I suggested Stephanie ask her dad for an old necktie that we could use for the neckband (attarah). We thought it would be a nice way to represent and connect the generations for years to come.
Using that tie Jeannie and I picked out silk dupioni for the color blocking at the prayer shawl while we were in New York before Christmas.Due to my extremely bum hand at the time, Stephanie and her daughter came over and did all the fabric cutting with my guidance. So, all I really had to do was sew!
I’m sorry I don’t have any construction photos. I swore I took a slew of them and even posted on Instagram while in progress. But, I can’t find any of them now. So, this post is more for posterity than instruction!
I used this link for ideas about sizing — bearing in mind he would need to use this as as adult too. And, they are reform so not super observant / religious so it didn’t need to be very long or wide. The main fabric came from my stash. A nice beefy off white wool with a faint plaid pattern. The tie was an all bias, massive PITA to deconstruct and work with. But, the sheen is beautiful and goes well with the silk.
For anyone attempting this project, I used the eyelet template from my Singer buttonholer in the corners. Make interfacing and a walking foot your friend.
Stephanie ordered and tied the corner strings (tzizit) using a YouTube video.
Overall it was a satisfying project. And, I’m glad it helped me be part of such a big occasion for their family. Stephanie and I hope this becomes an heirloom that he will wear on his wedding day and perhaps even pass on to his son.

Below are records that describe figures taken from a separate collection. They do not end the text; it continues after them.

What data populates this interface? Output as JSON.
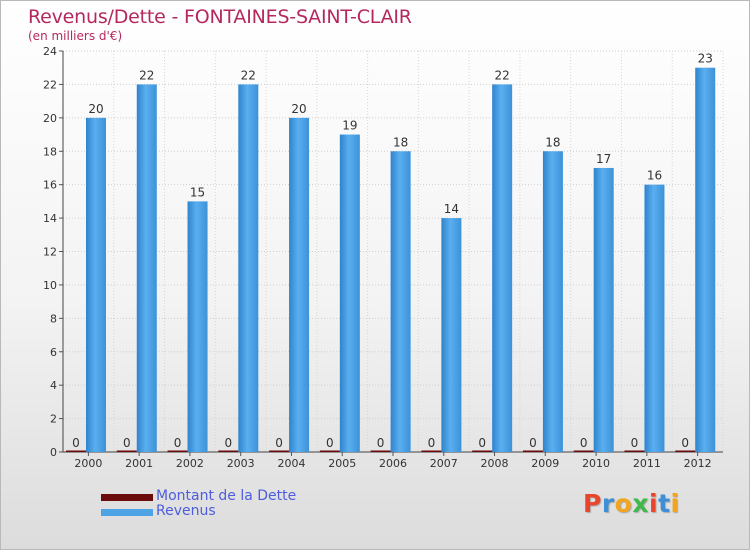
{
  "chart_data": {
    "type": "bar",
    "title": "Revenus/Dette - FONTAINES-SAINT-CLAIR",
    "subtitle": "(en milliers d'€)",
    "categories": [
      "2000",
      "2001",
      "2002",
      "2003",
      "2004",
      "2005",
      "2006",
      "2007",
      "2008",
      "2009",
      "2010",
      "2011",
      "2012"
    ],
    "series": [
      {
        "name": "Montant de la Dette",
        "color": "#6b0a0a",
        "values": [
          0,
          0,
          0,
          0,
          0,
          0,
          0,
          0,
          0,
          0,
          0,
          0,
          0
        ]
      },
      {
        "name": "Revenus",
        "color": "#4da3e3",
        "values": [
          20,
          22,
          15,
          22,
          20,
          19,
          18,
          14,
          22,
          18,
          17,
          16,
          23
        ]
      }
    ],
    "ylim": [
      0,
      24
    ],
    "yticks": [
      0,
      2,
      4,
      6,
      8,
      10,
      12,
      14,
      16,
      18,
      20,
      22,
      24
    ],
    "grid": true,
    "legend_position": "bottom-left"
  },
  "logo": {
    "text": "Proxiti",
    "letters": [
      "P",
      "r",
      "o",
      "x",
      "i",
      "t",
      "i"
    ],
    "colors": [
      "#e8452c",
      "#3f8fd6",
      "#f2a51f",
      "#3fb94a",
      "#e8452c",
      "#3f8fd6",
      "#f2a51f"
    ]
  }
}
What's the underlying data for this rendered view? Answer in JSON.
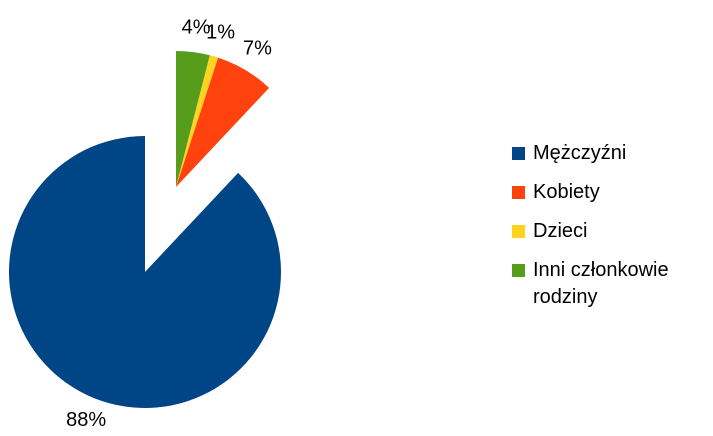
{
  "chart_data": {
    "type": "pie",
    "categories": [
      "Mężczyźni",
      "Kobiety",
      "Dzieci",
      "Inni członkowie rodziny"
    ],
    "values": [
      88,
      7,
      1,
      4
    ],
    "value_labels": [
      "88%",
      "7%",
      "1%",
      "4%"
    ],
    "colors": [
      "#004586",
      "#ff420e",
      "#ffd320",
      "#579d1c"
    ],
    "legend": "right"
  }
}
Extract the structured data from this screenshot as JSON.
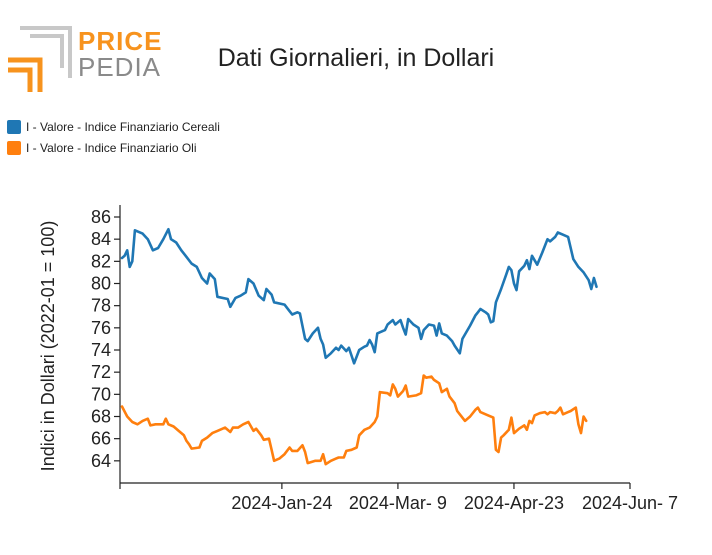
{
  "brand": {
    "price": "PRICE",
    "pedia": "PEDIA",
    "logo_colors": [
      "#f7931e",
      "#b9b9b9"
    ]
  },
  "chart_data": {
    "type": "line",
    "title": "Dati Giornalieri, in Dollari",
    "xlabel": "",
    "ylabel": "Indici in Dollari (2022-01 = 100)",
    "ylim": [
      62,
      86
    ],
    "xlim": [
      "2023-11-23",
      "2024-06-07"
    ],
    "yticks": [
      64,
      66,
      68,
      70,
      72,
      74,
      76,
      78,
      80,
      82,
      84,
      86
    ],
    "xticks": [
      {
        "date": "2024-01-24",
        "label": "2024-Jan-24"
      },
      {
        "date": "2024-03-09",
        "label": "2024-Mar- 9"
      },
      {
        "date": "2024-04-23",
        "label": "2024-Apr-23"
      },
      {
        "date": "2024-06-07",
        "label": "2024-Jun- 7"
      }
    ],
    "legend_position": "top-left",
    "grid": false,
    "series": [
      {
        "name": "I - Valore - Indice Finanziario Cereali",
        "color": "#1f77b4",
        "points": [
          [
            "2023-11-23",
            82.3
          ],
          [
            "2023-11-24",
            82.5
          ],
          [
            "2023-11-25",
            83.0
          ],
          [
            "2023-11-26",
            81.5
          ],
          [
            "2023-11-27",
            82.0
          ],
          [
            "2023-11-28",
            84.8
          ],
          [
            "2023-12-01",
            84.5
          ],
          [
            "2023-12-03",
            84.0
          ],
          [
            "2023-12-05",
            83.0
          ],
          [
            "2023-12-07",
            83.2
          ],
          [
            "2023-12-09",
            84.0
          ],
          [
            "2023-12-11",
            84.9
          ],
          [
            "2023-12-12",
            84.0
          ],
          [
            "2023-12-14",
            83.7
          ],
          [
            "2023-12-16",
            83.0
          ],
          [
            "2023-12-18",
            82.4
          ],
          [
            "2023-12-20",
            81.8
          ],
          [
            "2023-12-22",
            81.5
          ],
          [
            "2023-12-24",
            80.5
          ],
          [
            "2023-12-26",
            80.0
          ],
          [
            "2023-12-27",
            80.9
          ],
          [
            "2023-12-29",
            80.4
          ],
          [
            "2023-12-30",
            78.8
          ],
          [
            "2024-01-03",
            78.6
          ],
          [
            "2024-01-04",
            77.9
          ],
          [
            "2024-01-06",
            78.7
          ],
          [
            "2024-01-08",
            78.9
          ],
          [
            "2024-01-10",
            79.2
          ],
          [
            "2024-01-11",
            80.4
          ],
          [
            "2024-01-13",
            80.0
          ],
          [
            "2024-01-15",
            78.9
          ],
          [
            "2024-01-17",
            78.5
          ],
          [
            "2024-01-18",
            79.5
          ],
          [
            "2024-01-20",
            79.0
          ],
          [
            "2024-01-21",
            78.3
          ],
          [
            "2024-01-25",
            78.1
          ],
          [
            "2024-01-27",
            77.5
          ],
          [
            "2024-01-28",
            77.2
          ],
          [
            "2024-01-30",
            77.4
          ],
          [
            "2024-01-31",
            77.3
          ],
          [
            "2024-02-02",
            75.0
          ],
          [
            "2024-02-03",
            74.8
          ],
          [
            "2024-02-05",
            75.5
          ],
          [
            "2024-02-07",
            76.0
          ],
          [
            "2024-02-08",
            75.0
          ],
          [
            "2024-02-09",
            74.5
          ],
          [
            "2024-02-10",
            73.3
          ],
          [
            "2024-02-12",
            73.7
          ],
          [
            "2024-02-14",
            74.2
          ],
          [
            "2024-02-15",
            74.0
          ],
          [
            "2024-02-16",
            74.4
          ],
          [
            "2024-02-18",
            73.9
          ],
          [
            "2024-02-19",
            74.2
          ],
          [
            "2024-02-20",
            73.5
          ],
          [
            "2024-02-21",
            72.8
          ],
          [
            "2024-02-23",
            74.0
          ],
          [
            "2024-02-25",
            74.3
          ],
          [
            "2024-02-26",
            74.4
          ],
          [
            "2024-02-27",
            74.9
          ],
          [
            "2024-02-28",
            74.5
          ],
          [
            "2024-02-29",
            73.8
          ],
          [
            "2024-03-01",
            75.5
          ],
          [
            "2024-03-03",
            75.7
          ],
          [
            "2024-03-04",
            75.8
          ],
          [
            "2024-03-05",
            76.3
          ],
          [
            "2024-03-07",
            76.7
          ],
          [
            "2024-03-08",
            76.3
          ],
          [
            "2024-03-10",
            76.7
          ],
          [
            "2024-03-11",
            76.0
          ],
          [
            "2024-03-12",
            75.4
          ],
          [
            "2024-03-13",
            76.8
          ],
          [
            "2024-03-15",
            76.3
          ],
          [
            "2024-03-17",
            76.0
          ],
          [
            "2024-03-18",
            75.0
          ],
          [
            "2024-03-19",
            75.8
          ],
          [
            "2024-03-21",
            76.3
          ],
          [
            "2024-03-23",
            76.2
          ],
          [
            "2024-03-24",
            75.3
          ],
          [
            "2024-03-25",
            76.4
          ],
          [
            "2024-03-26",
            75.5
          ],
          [
            "2024-03-28",
            75.3
          ],
          [
            "2024-03-30",
            74.8
          ],
          [
            "2024-03-31",
            74.4
          ],
          [
            "2024-04-02",
            73.7
          ],
          [
            "2024-04-03",
            75.0
          ],
          [
            "2024-04-06",
            76.2
          ],
          [
            "2024-04-08",
            77.1
          ],
          [
            "2024-04-09",
            77.4
          ],
          [
            "2024-04-10",
            77.7
          ],
          [
            "2024-04-12",
            77.4
          ],
          [
            "2024-04-13",
            77.2
          ],
          [
            "2024-04-14",
            76.5
          ],
          [
            "2024-04-15",
            76.6
          ],
          [
            "2024-04-16",
            78.3
          ],
          [
            "2024-04-18",
            79.5
          ],
          [
            "2024-04-20",
            80.8
          ],
          [
            "2024-04-21",
            81.5
          ],
          [
            "2024-04-22",
            81.2
          ],
          [
            "2024-04-23",
            80.0
          ],
          [
            "2024-04-24",
            79.4
          ],
          [
            "2024-04-25",
            81.1
          ],
          [
            "2024-04-27",
            81.6
          ],
          [
            "2024-04-28",
            82.1
          ],
          [
            "2024-04-29",
            81.3
          ],
          [
            "2024-04-30",
            82.5
          ],
          [
            "2024-05-02",
            81.7
          ],
          [
            "2024-05-04",
            82.8
          ],
          [
            "2024-05-06",
            84.0
          ],
          [
            "2024-05-07",
            83.8
          ],
          [
            "2024-05-09",
            84.2
          ],
          [
            "2024-05-10",
            84.6
          ],
          [
            "2024-05-12",
            84.4
          ],
          [
            "2024-05-14",
            84.2
          ],
          [
            "2024-05-16",
            82.2
          ],
          [
            "2024-05-18",
            81.5
          ],
          [
            "2024-05-20",
            81.0
          ],
          [
            "2024-05-22",
            80.3
          ],
          [
            "2024-05-23",
            79.5
          ],
          [
            "2024-05-24",
            80.5
          ],
          [
            "2024-05-25",
            79.7
          ]
        ]
      },
      {
        "name": "I - Valore - Indice Finanziario Oli",
        "color": "#ff7f0e",
        "points": [
          [
            "2023-11-23",
            68.9
          ],
          [
            "2023-11-25",
            68.0
          ],
          [
            "2023-11-27",
            67.5
          ],
          [
            "2023-11-29",
            67.3
          ],
          [
            "2023-12-01",
            67.6
          ],
          [
            "2023-12-03",
            67.8
          ],
          [
            "2023-12-04",
            67.2
          ],
          [
            "2023-12-06",
            67.3
          ],
          [
            "2023-12-09",
            67.3
          ],
          [
            "2023-12-10",
            67.8
          ],
          [
            "2023-12-11",
            67.3
          ],
          [
            "2023-12-13",
            67.1
          ],
          [
            "2023-12-15",
            66.7
          ],
          [
            "2023-12-17",
            66.3
          ],
          [
            "2023-12-18",
            65.8
          ],
          [
            "2023-12-19",
            65.5
          ],
          [
            "2023-12-20",
            65.1
          ],
          [
            "2023-12-23",
            65.2
          ],
          [
            "2023-12-24",
            65.8
          ],
          [
            "2023-12-26",
            66.1
          ],
          [
            "2023-12-28",
            66.5
          ],
          [
            "2023-12-30",
            66.7
          ],
          [
            "2024-01-02",
            67.0
          ],
          [
            "2024-01-04",
            66.6
          ],
          [
            "2024-01-05",
            67.0
          ],
          [
            "2024-01-07",
            67.0
          ],
          [
            "2024-01-09",
            67.3
          ],
          [
            "2024-01-11",
            67.5
          ],
          [
            "2024-01-13",
            66.7
          ],
          [
            "2024-01-14",
            66.9
          ],
          [
            "2024-01-16",
            66.3
          ],
          [
            "2024-01-17",
            65.9
          ],
          [
            "2024-01-19",
            66.0
          ],
          [
            "2024-01-20",
            65.0
          ],
          [
            "2024-01-21",
            64.0
          ],
          [
            "2024-01-23",
            64.2
          ],
          [
            "2024-01-25",
            64.6
          ],
          [
            "2024-01-27",
            65.2
          ],
          [
            "2024-01-28",
            64.9
          ],
          [
            "2024-01-30",
            64.9
          ],
          [
            "2024-02-01",
            65.4
          ],
          [
            "2024-02-02",
            64.8
          ],
          [
            "2024-02-03",
            63.8
          ],
          [
            "2024-02-06",
            64.0
          ],
          [
            "2024-02-08",
            64.0
          ],
          [
            "2024-02-09",
            64.6
          ],
          [
            "2024-02-10",
            63.7
          ],
          [
            "2024-02-12",
            64.0
          ],
          [
            "2024-02-14",
            64.2
          ],
          [
            "2024-02-15",
            64.3
          ],
          [
            "2024-02-17",
            64.3
          ],
          [
            "2024-02-18",
            64.9
          ],
          [
            "2024-02-20",
            65.0
          ],
          [
            "2024-02-22",
            65.2
          ],
          [
            "2024-02-23",
            66.3
          ],
          [
            "2024-02-25",
            66.8
          ],
          [
            "2024-02-27",
            67.0
          ],
          [
            "2024-02-29",
            67.5
          ],
          [
            "2024-03-01",
            68.0
          ],
          [
            "2024-03-02",
            70.2
          ],
          [
            "2024-03-05",
            70.1
          ],
          [
            "2024-03-06",
            69.9
          ],
          [
            "2024-03-07",
            70.9
          ],
          [
            "2024-03-08",
            70.5
          ],
          [
            "2024-03-09",
            69.8
          ],
          [
            "2024-03-11",
            70.3
          ],
          [
            "2024-03-12",
            70.8
          ],
          [
            "2024-03-13",
            69.8
          ],
          [
            "2024-03-16",
            69.9
          ],
          [
            "2024-03-18",
            70.1
          ],
          [
            "2024-03-19",
            71.7
          ],
          [
            "2024-03-20",
            71.5
          ],
          [
            "2024-03-22",
            71.6
          ],
          [
            "2024-03-23",
            71.3
          ],
          [
            "2024-03-25",
            71.0
          ],
          [
            "2024-03-26",
            70.2
          ],
          [
            "2024-03-28",
            70.5
          ],
          [
            "2024-03-29",
            69.8
          ],
          [
            "2024-03-31",
            69.2
          ],
          [
            "2024-04-01",
            68.5
          ],
          [
            "2024-04-02",
            68.2
          ],
          [
            "2024-04-04",
            67.6
          ],
          [
            "2024-04-06",
            68.0
          ],
          [
            "2024-04-08",
            68.6
          ],
          [
            "2024-04-09",
            68.8
          ],
          [
            "2024-04-10",
            68.4
          ],
          [
            "2024-04-13",
            68.1
          ],
          [
            "2024-04-15",
            67.9
          ],
          [
            "2024-04-16",
            65.0
          ],
          [
            "2024-04-17",
            64.8
          ],
          [
            "2024-04-18",
            66.1
          ],
          [
            "2024-04-19",
            66.3
          ],
          [
            "2024-04-21",
            66.8
          ],
          [
            "2024-04-22",
            67.9
          ],
          [
            "2024-04-23",
            66.5
          ],
          [
            "2024-04-25",
            66.9
          ],
          [
            "2024-04-27",
            67.2
          ],
          [
            "2024-04-28",
            66.8
          ],
          [
            "2024-04-29",
            67.6
          ],
          [
            "2024-04-30",
            67.4
          ],
          [
            "2024-05-01",
            68.1
          ],
          [
            "2024-05-03",
            68.3
          ],
          [
            "2024-05-05",
            68.4
          ],
          [
            "2024-05-06",
            68.2
          ],
          [
            "2024-05-07",
            68.4
          ],
          [
            "2024-05-09",
            68.3
          ],
          [
            "2024-05-10",
            68.5
          ],
          [
            "2024-05-11",
            68.8
          ],
          [
            "2024-05-12",
            68.2
          ],
          [
            "2024-05-14",
            68.4
          ],
          [
            "2024-05-15",
            68.5
          ],
          [
            "2024-05-17",
            68.8
          ],
          [
            "2024-05-18",
            67.3
          ],
          [
            "2024-05-19",
            66.5
          ],
          [
            "2024-05-20",
            68.0
          ],
          [
            "2024-05-21",
            67.6
          ]
        ]
      }
    ]
  }
}
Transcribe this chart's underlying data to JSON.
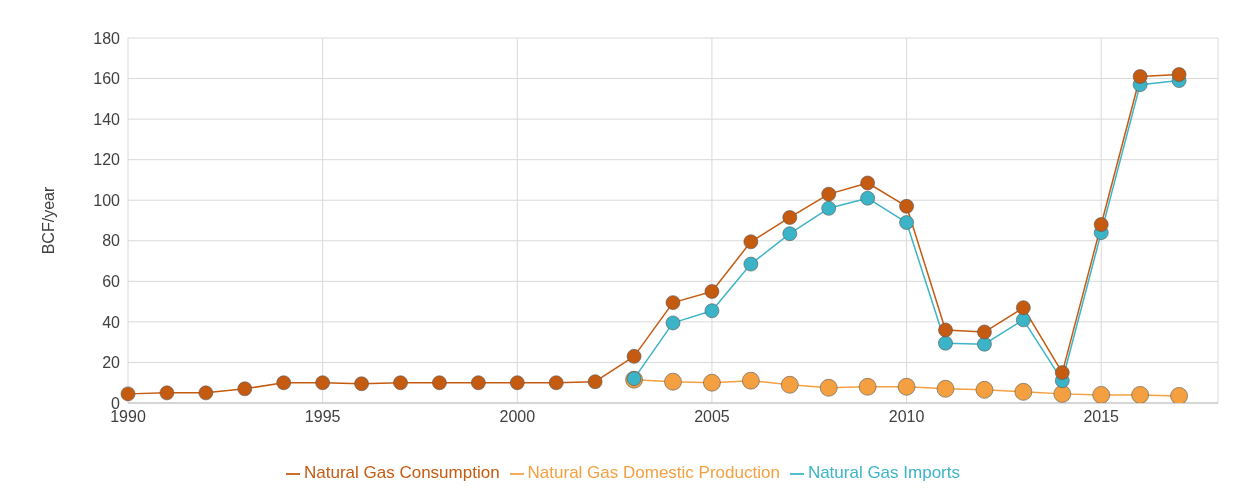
{
  "chart_data": {
    "type": "line",
    "ylabel": "BCF/year",
    "x": [
      1990,
      1991,
      1992,
      1993,
      1994,
      1995,
      1996,
      1997,
      1998,
      1999,
      2000,
      2001,
      2002,
      2003,
      2004,
      2005,
      2006,
      2007,
      2008,
      2009,
      2010,
      2011,
      2012,
      2013,
      2014,
      2015,
      2016,
      2017
    ],
    "series": [
      {
        "name": "Natural Gas Domestic Production",
        "color": "#f4a040",
        "values": [
          null,
          null,
          null,
          null,
          null,
          null,
          null,
          null,
          null,
          null,
          null,
          null,
          null,
          11.5,
          10.5,
          10,
          11,
          9,
          7.5,
          8,
          8,
          7,
          6.5,
          5.5,
          4.5,
          4,
          4,
          3.5
        ]
      },
      {
        "name": "Natural Gas Imports",
        "color": "#3cb4c8",
        "values": [
          null,
          null,
          null,
          null,
          null,
          null,
          null,
          null,
          null,
          null,
          null,
          null,
          null,
          12,
          39.5,
          45.5,
          68.5,
          83.5,
          96,
          101,
          89,
          29.5,
          29,
          41,
          11,
          84,
          157,
          159
        ]
      },
      {
        "name": "Natural Gas Consumption",
        "color": "#c55a11",
        "values": [
          4.5,
          5,
          5,
          7,
          10,
          10,
          9.5,
          10,
          10,
          10,
          10,
          10,
          10.5,
          23,
          49.5,
          55,
          79.5,
          91.5,
          103,
          108.5,
          97,
          36,
          35,
          47,
          15,
          88,
          161,
          162
        ]
      }
    ],
    "xlim": [
      1990,
      2018
    ],
    "xticks": [
      1990,
      1995,
      2000,
      2005,
      2010,
      2015
    ],
    "ylim": [
      0,
      180
    ],
    "yticks": [
      0,
      20,
      40,
      60,
      80,
      100,
      120,
      140,
      160,
      180
    ],
    "grid": true,
    "legend": "bottom",
    "marker": "circle",
    "line_style": "solid"
  }
}
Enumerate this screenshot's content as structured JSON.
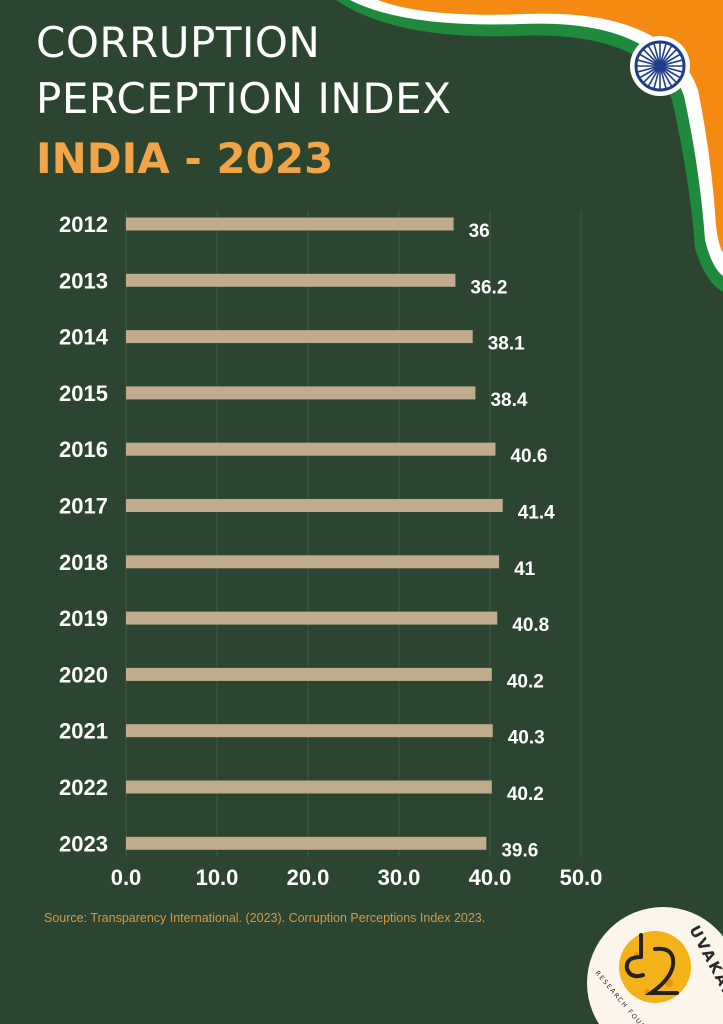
{
  "header": {
    "title_line1": "CORRUPTION",
    "title_line2": "PERCEPTION INDEX",
    "subtitle": "INDIA - 2023"
  },
  "colors": {
    "background": "#2b4530",
    "bar": "#c0ab8c",
    "title": "#ffffff",
    "subtitle": "#efa548",
    "saffron": "#f58a12",
    "flag_green": "#1f8a3c",
    "chakra": "#1f3d8a",
    "source": "#d49a45"
  },
  "chart_data": {
    "type": "bar",
    "orientation": "horizontal",
    "title": "",
    "xlabel": "",
    "ylabel": "",
    "categories": [
      "2012",
      "2013",
      "2014",
      "2015",
      "2016",
      "2017",
      "2018",
      "2019",
      "2020",
      "2021",
      "2022",
      "2023"
    ],
    "values": [
      36,
      36.2,
      38.1,
      38.4,
      40.6,
      41.4,
      41,
      40.8,
      40.2,
      40.3,
      40.2,
      39.6
    ],
    "value_labels": [
      "36",
      "36.2",
      "38.1",
      "38.4",
      "40.6",
      "41.4",
      "41",
      "40.8",
      "40.2",
      "40.3",
      "40.2",
      "39.6"
    ],
    "x_ticks": [
      "0.0",
      "10.0",
      "20.0",
      "30.0",
      "40.0",
      "50.0"
    ],
    "xlim": [
      0,
      50
    ],
    "grid": "vertical"
  },
  "footer": {
    "source": "Source: Transparency International. (2023). Corruption Perceptions Index 2023."
  },
  "logo": {
    "text": "UVAKAI",
    "subtext": "RESEARCH FOUNDATION"
  }
}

I wish I had sewn one for Jordan for our wedding! But, it didn’t even occur to me that I could sew one. He borrowed his dad’s for our wedding and isn’t sure where his is from his bar mitzvah. When he goes to services he uses the loaners at the synagogue. We actually have his great-grandather’s prayer shawl framed in our guest room. So, I figure I have another five months before sewing one up for him too.